The risk of food shortages is coupled with the risk of water scarcity, climate refugees, a breakdown of cooperation in the market, economic shocks, and inflation. In On The Threshold, Thomas Homer-Dixon argues that when you combine the risks, the impacts of environmental changes are set to increase “the level of stress within national and international society, thus increasing the likelihood of many different kinds of conflict and impeding the development of cooperative solutions.” 

Inevitably, the risk of war, including nuclear war, will increase as countries seek to gain control of critical resources. 

Homer-Dixon predicts that environmental changes could “cause the gradual impoverishment of societies…which could aggravate class and ethnic cleavages, undermine liberal regimes, and spawn insurgencies.” This is the ultimate risk of a changing climate. 

Blinded by arrogance

There is an arrogant assumption that because we can mould the world to suit our purposes we are in control. If you can’t predict the changes you’re making to a system, then you’re hardly in control, are you?

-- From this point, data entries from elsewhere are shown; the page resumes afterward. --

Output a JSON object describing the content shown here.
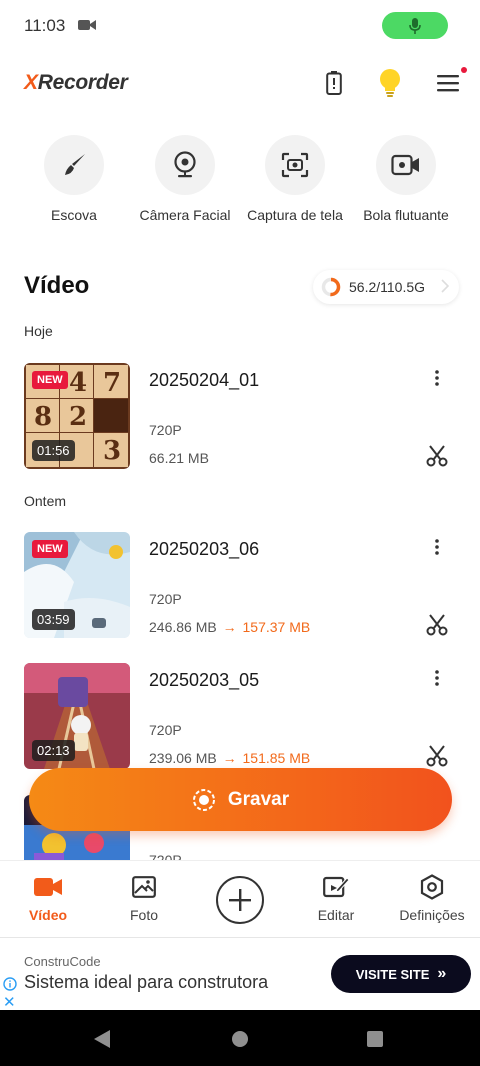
{
  "status_bar": {
    "time": "11:03"
  },
  "header": {
    "logo_prefix": "X",
    "logo_rest": "Recorder"
  },
  "tools": [
    {
      "label": "Escova",
      "icon": "brush-icon"
    },
    {
      "label": "Câmera Facial",
      "icon": "webcam-icon"
    },
    {
      "label": "Captura de tela",
      "icon": "screenshot-icon"
    },
    {
      "label": "Bola flutuante",
      "icon": "floating-camera-icon"
    }
  ],
  "section": {
    "title": "Vídeo",
    "storage": "56.2/110.5G",
    "storage_used_fraction": 0.51
  },
  "groups": {
    "today": "Hoje",
    "yesterday": "Ontem"
  },
  "videos": [
    {
      "title": "20250204_01",
      "badge": "NEW",
      "duration": "01:56",
      "resolution": "720P",
      "size": "66.21 MB",
      "arrow": "",
      "new_size": ""
    },
    {
      "title": "20250203_06",
      "badge": "NEW",
      "duration": "03:59",
      "resolution": "720P",
      "size": "246.86 MB",
      "arrow": "→",
      "new_size": "157.37 MB"
    },
    {
      "title": "20250203_05",
      "badge": "",
      "duration": "02:13",
      "resolution": "720P",
      "size": "239.06 MB",
      "arrow": "→",
      "new_size": "151.85 MB"
    },
    {
      "resolution": "720P"
    }
  ],
  "record_button": {
    "label": "Gravar"
  },
  "bottom_nav": [
    {
      "label": "Vídeo",
      "icon": "video-camera-icon",
      "active": true
    },
    {
      "label": "Foto",
      "icon": "photo-icon",
      "active": false
    },
    {
      "label": "",
      "icon": "add-icon",
      "active": false
    },
    {
      "label": "Editar",
      "icon": "edit-icon",
      "active": false
    },
    {
      "label": "Definições",
      "icon": "settings-icon",
      "active": false
    }
  ],
  "ad": {
    "brand": "ConstruCode",
    "text": "Sistema ideal para construtora",
    "cta": "VISITE SITE",
    "cta_chevron": "»",
    "close": "✕"
  },
  "colors": {
    "accent": "#f25b1a",
    "gradient_start": "#f58a15",
    "gradient_end": "#f2521d",
    "mic_pill": "#4cd964",
    "badge": "#e8193c"
  }
}
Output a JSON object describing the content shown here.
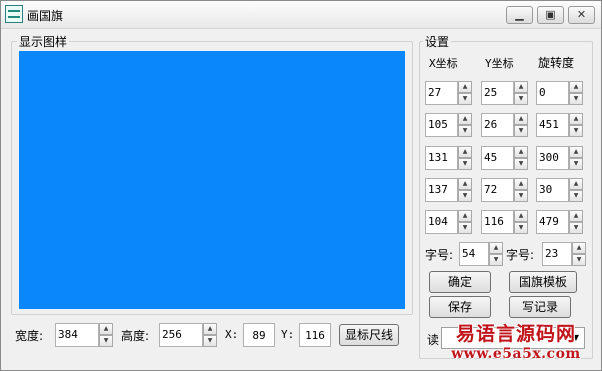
{
  "window": {
    "title": "画国旗"
  },
  "title_buttons": {
    "minimize": "▁",
    "maximize": "▣",
    "close": "✕"
  },
  "preview": {
    "title": "显示图样",
    "color": "#0a88fb"
  },
  "settings": {
    "title": "设置",
    "headers": [
      "X坐标",
      "Y坐标",
      "旋转度"
    ],
    "rows": [
      [
        "27",
        "25",
        "0"
      ],
      [
        "105",
        "26",
        "451"
      ],
      [
        "131",
        "45",
        "300"
      ],
      [
        "137",
        "72",
        "30"
      ],
      [
        "104",
        "116",
        "479"
      ]
    ],
    "font_size_1_label": "字号:",
    "font_size_1_value": "54",
    "font_size_2_label": "字号:",
    "font_size_2_value": "23",
    "buttons": {
      "confirm": "确定",
      "template": "国旗模板",
      "save": "保存",
      "write_record": "写记录"
    },
    "read_label": "读"
  },
  "bottom": {
    "width_label": "宽度:",
    "width_value": "384",
    "height_label": "高度:",
    "height_value": "256",
    "x_label": "X:",
    "x_value": "89",
    "y_label": "Y:",
    "y_value": "116",
    "ruler_button": "显标尺线"
  },
  "watermark": {
    "line1": "易语言源码网",
    "line2": "www.e5a5x.com"
  },
  "icons": {
    "app": "app-flag-icon",
    "spin_up": "spin-up-icon",
    "spin_down": "spin-down-icon",
    "dropdown": "chevron-down-icon"
  }
}
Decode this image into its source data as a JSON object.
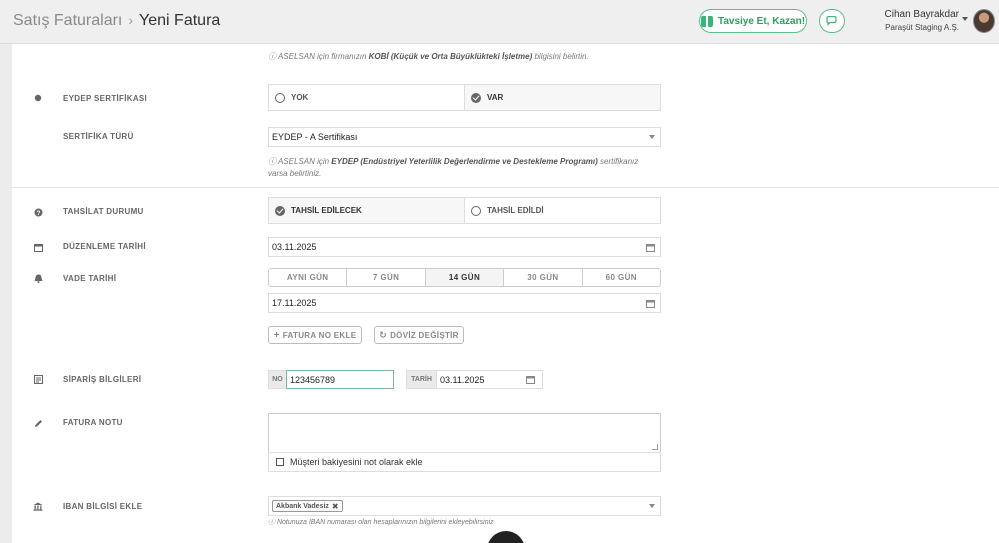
{
  "header": {
    "breadcrumb_parent": "Satış Faturaları",
    "breadcrumb_sep": "›",
    "breadcrumb_current": "Yeni Fatura",
    "invite_label": "Tavsiye Et, Kazan!",
    "user_name": "Cihan Bayrakdar",
    "company_name": "Paraşüt Staging A.Ş.",
    "accent_color": "#3fb37a"
  },
  "kobi_help": {
    "prefix": "ASELSAN için firmanızın ",
    "bold": "KOBİ (Küçük ve Orta Büyüklükteki İşletme)",
    "suffix": " bilgisini belirtin."
  },
  "eydep": {
    "label": "EYDEP SERTİFİKASI",
    "options": [
      "YOK",
      "VAR"
    ],
    "selected": "VAR"
  },
  "cert_type": {
    "label": "SERTİFİKA TÜRÜ",
    "value": "EYDEP - A Sertifikası",
    "help_prefix": "ASELSAN için ",
    "help_bold": "EYDEP (Endüstriyel Yeterlilik Değerlendirme ve Destekleme Programı)",
    "help_suffix": " sertifikanız",
    "help_line2": "varsa belirtiniz."
  },
  "collection": {
    "label": "TAHSİLAT DURUMU",
    "options": [
      "TAHSİL EDİLECEK",
      "TAHSİL EDİLDİ"
    ],
    "selected": "TAHSİL EDİLECEK"
  },
  "issue_date": {
    "label": "DÜZENLEME TARİHİ",
    "value": "03.11.2025"
  },
  "due_date": {
    "label": "VADE TARİHİ",
    "options": [
      "AYNI GÜN",
      "7 GÜN",
      "14 GÜN",
      "30 GÜN",
      "60 GÜN"
    ],
    "selected": "14 GÜN",
    "value": "17.11.2025"
  },
  "buttons": {
    "add_invoice_no": "FATURA NO EKLE",
    "change_currency": "DÖVİZ DEĞİŞTİR"
  },
  "order": {
    "label": "SİPARİŞ BİLGİLERİ",
    "no_prefix": "NO",
    "no_value": "123456789",
    "date_prefix": "TARİH",
    "date_value": "03.11.2025"
  },
  "note": {
    "label": "FATURA NOTU",
    "value": "",
    "checkbox_label": "Müşteri bakiyesini not olarak ekle",
    "checkbox_checked": false
  },
  "iban": {
    "label": "IBAN BİLGİSİ EKLE",
    "tag": "Akbank Vadesiz",
    "help": "Notunuza IBAN numarası olan hesaplarınızın bilgilerini ekleyebilirsiniz"
  }
}
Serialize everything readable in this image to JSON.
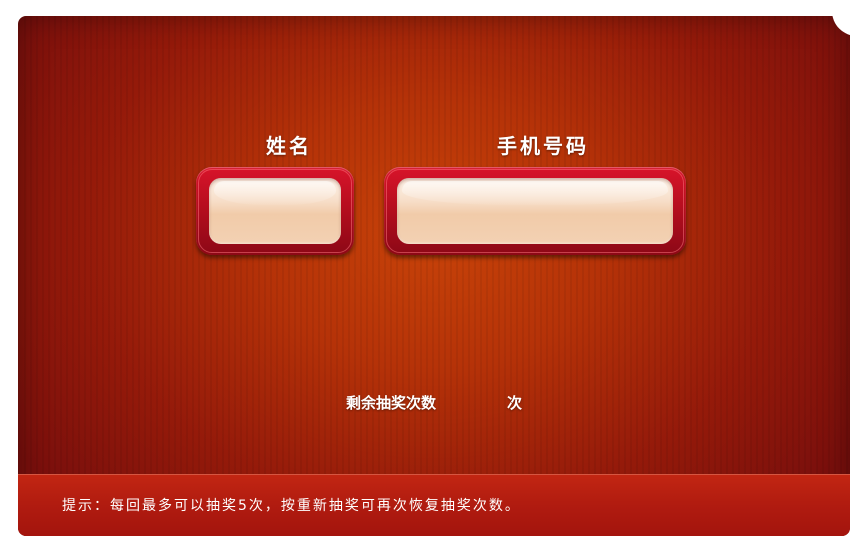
{
  "form": {
    "name_label": "姓名",
    "name_value": "",
    "phone_label": "手机号码",
    "phone_value": ""
  },
  "lottery": {
    "remaining_label": "剩余抽奖次数",
    "remaining_count": "",
    "remaining_unit": "次"
  },
  "footer": {
    "hint": "提示：每回最多可以抽奖5次，按重新抽奖可再次恢复抽奖次数。"
  },
  "colors": {
    "background_center": "#c84309",
    "background_edge": "#7a0f0c",
    "field_frame": "#c8102a",
    "field_fill": "#f5d6bb",
    "footer_bar": "#b01b10",
    "text": "#ffffff"
  }
}
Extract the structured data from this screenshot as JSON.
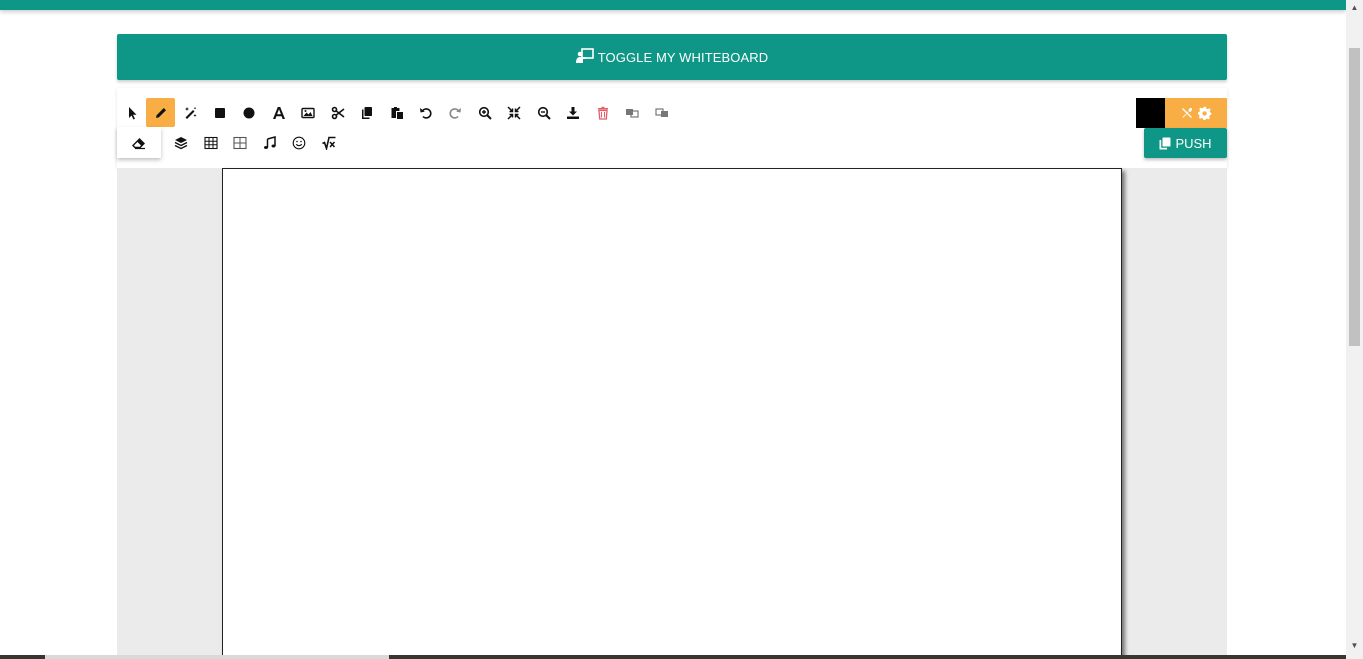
{
  "header": {
    "toggle_label": "TOGGLE MY WHITEBOARD",
    "accent_color": "#0e9686"
  },
  "toolbar": {
    "row1": [
      {
        "icon": "pointer-icon"
      },
      {
        "icon": "pencil-icon",
        "active": true
      },
      {
        "icon": "magic-wand-icon"
      },
      {
        "icon": "square-icon"
      },
      {
        "icon": "circle-icon"
      },
      {
        "icon": "text-icon"
      },
      {
        "icon": "image-icon"
      },
      {
        "icon": "scissors-icon"
      },
      {
        "icon": "copy-icon"
      },
      {
        "icon": "paste-icon"
      },
      {
        "icon": "undo-icon"
      },
      {
        "icon": "redo-icon"
      },
      {
        "icon": "zoom-in-icon"
      },
      {
        "icon": "compress-icon"
      },
      {
        "icon": "zoom-out-icon"
      },
      {
        "icon": "download-icon"
      },
      {
        "icon": "trash-icon"
      },
      {
        "icon": "bring-forward-icon"
      },
      {
        "icon": "send-backward-icon"
      }
    ],
    "row2": [
      {
        "icon": "eraser-icon"
      },
      {
        "icon": "layers-icon"
      },
      {
        "icon": "table-icon"
      },
      {
        "icon": "grid-icon"
      },
      {
        "icon": "music-note-icon"
      },
      {
        "icon": "smiley-icon"
      },
      {
        "icon": "square-root-icon"
      }
    ],
    "active_color": "#f8ad45",
    "stroke_color": "#000000",
    "push_label": "PUSH"
  }
}
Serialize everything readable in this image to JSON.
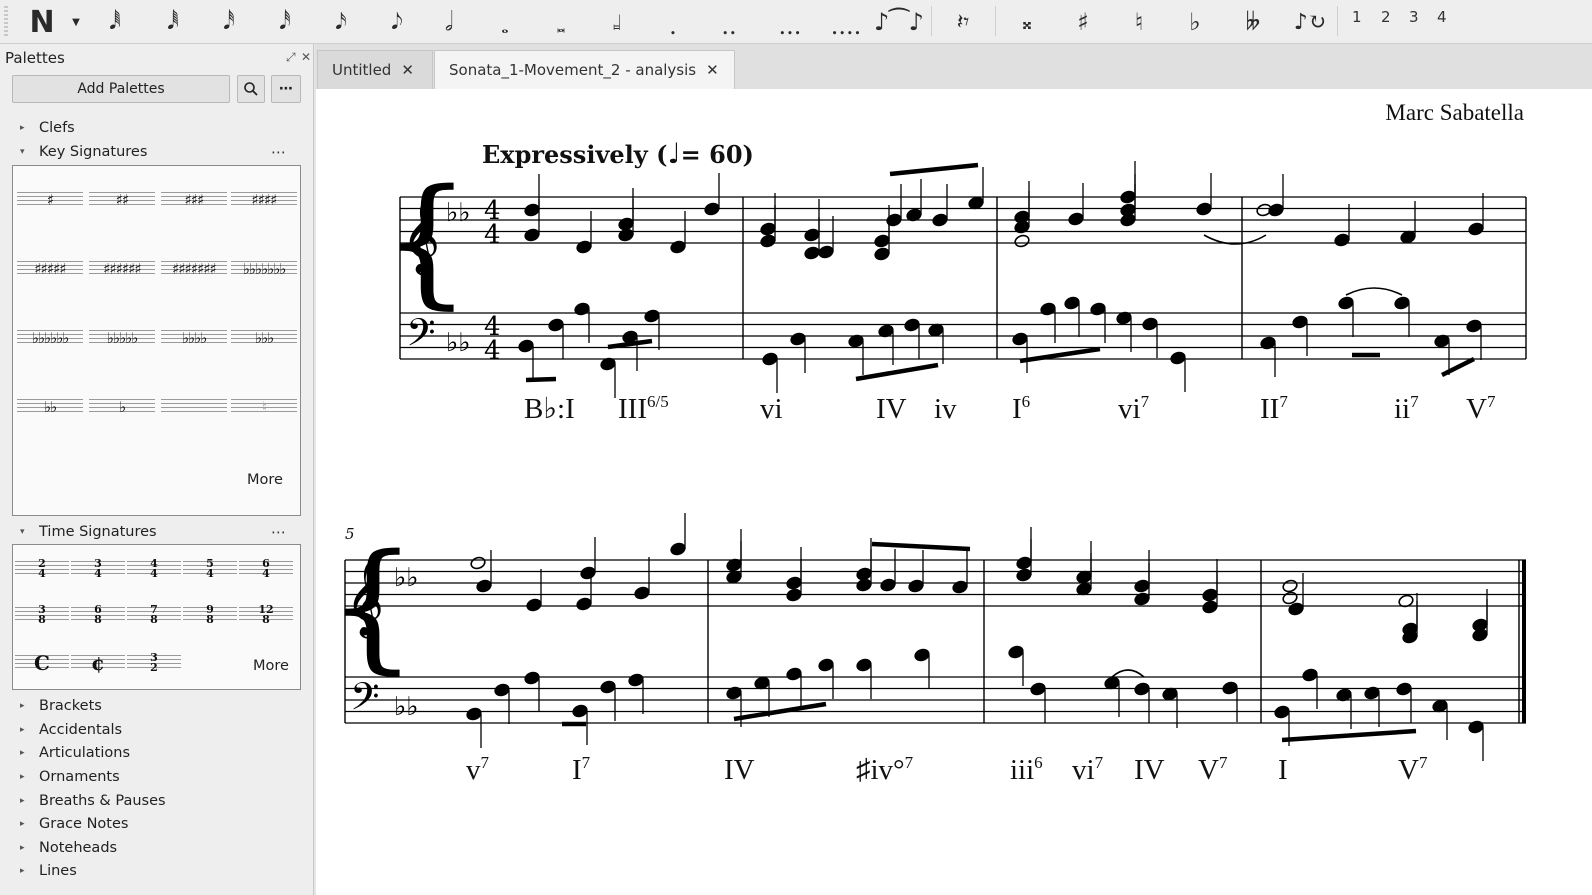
{
  "toolbar": {
    "note_input_label": "N",
    "durations": [
      "1024th",
      "512th",
      "256th",
      "128th",
      "64th",
      "32nd",
      "16th",
      "8th",
      "quarter",
      "half",
      "whole",
      "breve",
      "longa",
      "augmentation-dot",
      "double-dot",
      "triple-dot",
      "quadruple-dot"
    ],
    "voices": [
      "1",
      "2",
      "3",
      "4"
    ]
  },
  "palettes": {
    "title": "Palettes",
    "add_button": "Add Palettes",
    "sections": {
      "clefs": "Clefs",
      "key_signatures": "Key Signatures",
      "time_signatures": "Time Signatures",
      "brackets": "Brackets",
      "accidentals": "Accidentals",
      "articulations": "Articulations",
      "ornaments": "Ornaments",
      "breaths": "Breaths & Pauses",
      "grace_notes": "Grace Notes",
      "noteheads": "Noteheads",
      "lines": "Lines"
    },
    "key_sigs": [
      "♯",
      "♯♯",
      "♯♯♯",
      "♯♯♯♯",
      "♯♯♯♯♯",
      "♯♯♯♯♯♯",
      "♯♯♯♯♯♯♯",
      "♭♭♭♭♭♭♭",
      "♭♭♭♭♭♭",
      "♭♭♭♭♭",
      "♭♭♭♭",
      "♭♭♭",
      "♭♭",
      "♭",
      "",
      "♮"
    ],
    "time_sigs": [
      {
        "top": "2",
        "bottom": "4"
      },
      {
        "top": "3",
        "bottom": "4"
      },
      {
        "top": "4",
        "bottom": "4"
      },
      {
        "top": "5",
        "bottom": "4"
      },
      {
        "top": "6",
        "bottom": "4"
      },
      {
        "top": "3",
        "bottom": "8"
      },
      {
        "top": "6",
        "bottom": "8"
      },
      {
        "top": "7",
        "bottom": "8"
      },
      {
        "top": "9",
        "bottom": "8"
      },
      {
        "top": "12",
        "bottom": "8"
      },
      {
        "top": "C",
        "bottom": ""
      },
      {
        "top": "¢",
        "bottom": ""
      },
      {
        "top": "3",
        "bottom": "2"
      }
    ],
    "more_label": "More"
  },
  "tabs": [
    {
      "label": "Untitled"
    },
    {
      "label": "Sonata_1-Movement_2 - analysis"
    }
  ],
  "score": {
    "composer": "Marc Sabatella",
    "tempo_text": "Expressively (",
    "tempo_value": "= 60)",
    "measure_number": "5",
    "analysis_row1": [
      {
        "base": "B♭:I",
        "sup": ""
      },
      {
        "base": "III",
        "sup": "6/5"
      },
      {
        "base": "vi",
        "sup": ""
      },
      {
        "base": "IV",
        "sup": ""
      },
      {
        "base": "iv",
        "sup": ""
      },
      {
        "base": "I",
        "sup": "6"
      },
      {
        "base": "vi",
        "sup": "7"
      },
      {
        "base": "II",
        "sup": "7"
      },
      {
        "base": "ii",
        "sup": "7"
      },
      {
        "base": "V",
        "sup": "7"
      }
    ],
    "analysis_row2": [
      {
        "base": "v",
        "sup": "7"
      },
      {
        "base": "I",
        "sup": "7"
      },
      {
        "base": "IV",
        "sup": ""
      },
      {
        "base": "♯iv°",
        "sup": "7"
      },
      {
        "base": "iii",
        "sup": "6"
      },
      {
        "base": "vi",
        "sup": "7"
      },
      {
        "base": "IV",
        "sup": ""
      },
      {
        "base": "V",
        "sup": "7"
      },
      {
        "base": "I",
        "sup": ""
      },
      {
        "base": "V",
        "sup": "7"
      }
    ]
  }
}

So how can we ever manage the complexity and chaos inherent in the Earth system? A logical starting point is to acknowledge that we are not in control. Once this is generally understood the need to embrace the precautionary principle becomes clear. 

As the International Institute for Sustainable Development argues, the precautionary principle is an “attempt to give the notion of precaution — understood as a form of addressing risk — legal status. Its core elements are the need for environmental protection; the presence of threat or risk of serious damage; and the fact that a lack of scientific certainty should not be used to avoid taking action to prevent that damage.”

In other words, it is safer to assume the worst, and plan accordingly, than to assume that we can continue with business as usual and that a silver bullet (in the form of a technological breakthrough) will somehow save the day. Because the risk of assuming everything will be okay is social collapse. The risk of precaution is that we move towards a sustainable path at a more aggressive rate. 

It is a no-brainer, and yet, the reason we are ignoring the enormous risks we face is the same reason climate denial is alive and well. There are powerful vested interests who have everything to lose if we do start to make teh necessary transformation of the economy and society that is required. 

There also happens to be a psychological element. Being precautious flies in the face of a culture driven by exceeding boundaries. By going faster, flying higher, growing quicker. For the last few hundred years we have been driven by progress, not by being precuatious. 

We are veering towards catastrophe at a rapid rate of knots but the chaotic unpredictability of the Earth works like a bubble wrap that justifies the continued celebration of suicidal behaviour. The problem with living on a chaotic planet is that Earth’s chaotic complexity makes it impossible to say when it has become a matter of time before the bubble wrap pops. And social chaos will be no fun, no fun at all.